Dolayısıyla çaresiz kalan yurttaşlarımız organ simsarlarının eline düşme tehlikesiyle karşı karşıya kalıyor. Organ ticareti ve organ nakli turizmi; eşitlik, adalet ve insan onuruna saygı ilkelerini ihlal etmektedir ve bu nedenle de TCK’da suç olarak düzenlenmiştir.
Buna göre 2006-2017 yılları arasında yasadışı yollarla Organ ve doku ticareti yaptığı belirlenen kişi sayısı 2 bin 422 olarak kayıtlara geçmiştir. Aynı dönemde suçu sabit görülerek hüküm giyenlerin sayısı ise 496’dır. 

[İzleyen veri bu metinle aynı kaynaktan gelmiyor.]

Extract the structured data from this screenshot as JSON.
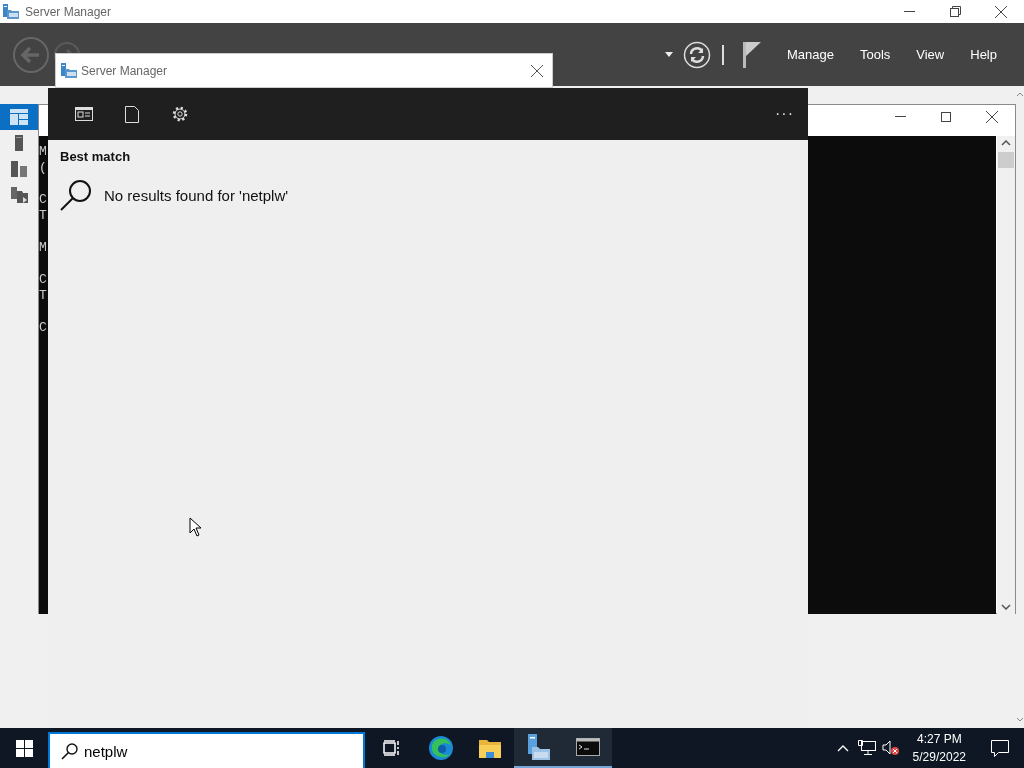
{
  "main_window": {
    "title": "Server Manager",
    "menu": [
      "Manage",
      "Tools",
      "View",
      "Help"
    ],
    "sidebar": [
      {
        "kind": "dashboard",
        "selected": true
      },
      {
        "kind": "server",
        "selected": false
      },
      {
        "kind": "servers",
        "selected": false
      },
      {
        "kind": "files",
        "selected": false
      }
    ]
  },
  "console": {
    "paragraphs": [
      [
        "M",
        "("
      ],
      [
        "C",
        "T"
      ],
      [
        "M"
      ],
      [
        "C",
        "T"
      ],
      [
        "C"
      ]
    ]
  },
  "popup": {
    "title": "Server Manager"
  },
  "search_panel": {
    "more": "···",
    "section": "Best match",
    "message": "No results found for 'netplw'"
  },
  "taskbar": {
    "search_value": "netplw",
    "apps": [
      {
        "kind": "task-view",
        "running": false
      },
      {
        "kind": "edge",
        "running": false
      },
      {
        "kind": "explorer",
        "running": false
      },
      {
        "kind": "server-manager",
        "running": true
      },
      {
        "kind": "terminal",
        "running": true
      }
    ],
    "time": "4:27 PM",
    "date": "5/29/2022"
  }
}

Bu veriler para karşılığı canlı vericiden organ alımının uzun yıllardır simsarlar vasıtası ile yapıldığını kanıtlamakla birlikte, kanun maddesinin açık hükümlerine organ ticaretinde de cezasızlığın norm haline geldiğini göstermektedir.
Maalesef tüm bu veriler organ nakli karnemizin zayıflarla dolu olduğunun açık kanıtıdır. Dolayısıyla organ nakli konusunda gelişmiş ülkelerle aynı seviyeye gelebilmek için öncelikle yapısal sorunları çözmemiz gerekmektedir.
Yerel etik kullar yerine, Ulusal Etik Kurulu oluşturulmalıdır. Etik kurulun oluşumu ise yönetmelik veya yönerge ile değil yasa ile olmalıdır. Türkiye Büyük Millet Meclisi on binlerce yurttaşımızın canını yakan bu soruna çözüm olabilmek için süratle harekete geçmelidir.
Yeni bir organ nakli yasası, konunun tüm paydaşlarının katılımıyla hazırlanmalı ve vakit kaybedilmeden Türkiye Büyük Millet Meclisi gündemine getirilerek, onaylanmalıdır.  
Bununla birlikte yasa yoluyla ancak mevzuatta yaşanan sıkıntıların giderilebileceği aşikârdır. Öte taraftan organ nakli konusunda bir zihin devrimine ihtiyacımız olduğu da açıktır. Siyasetten medyaya, kültür sanat dünyasından diyanete kadar herkesin sorumluluk alması ve organ naklini engelleyen batıl inanışların ve kulaktan dolma yanlış bilgilerin ortadan kaldırılması gerekmektedir.
Zira yaşamak istemenin dini, ırkı, mezhebi yoktur. Ve kuşkusuz yaşam hakkını savunmak bizlerin en önemli görevidir. 
Zamanında organ bulanamadığı için yaşatamadığımız yurttaşlarımızın anısına, yaşamak için direnen yurttaşlarımıza umut vermesi adına herkesi organ bağışı konusunda sorumluluk almaya ve organlarını bağışlamaya davet ediyorum. Hayata tutunmak için uygun organların bulunmasını bekleyen bütün yurttaşlarımıza sağlıklı, uzun bir ömür diliyorum."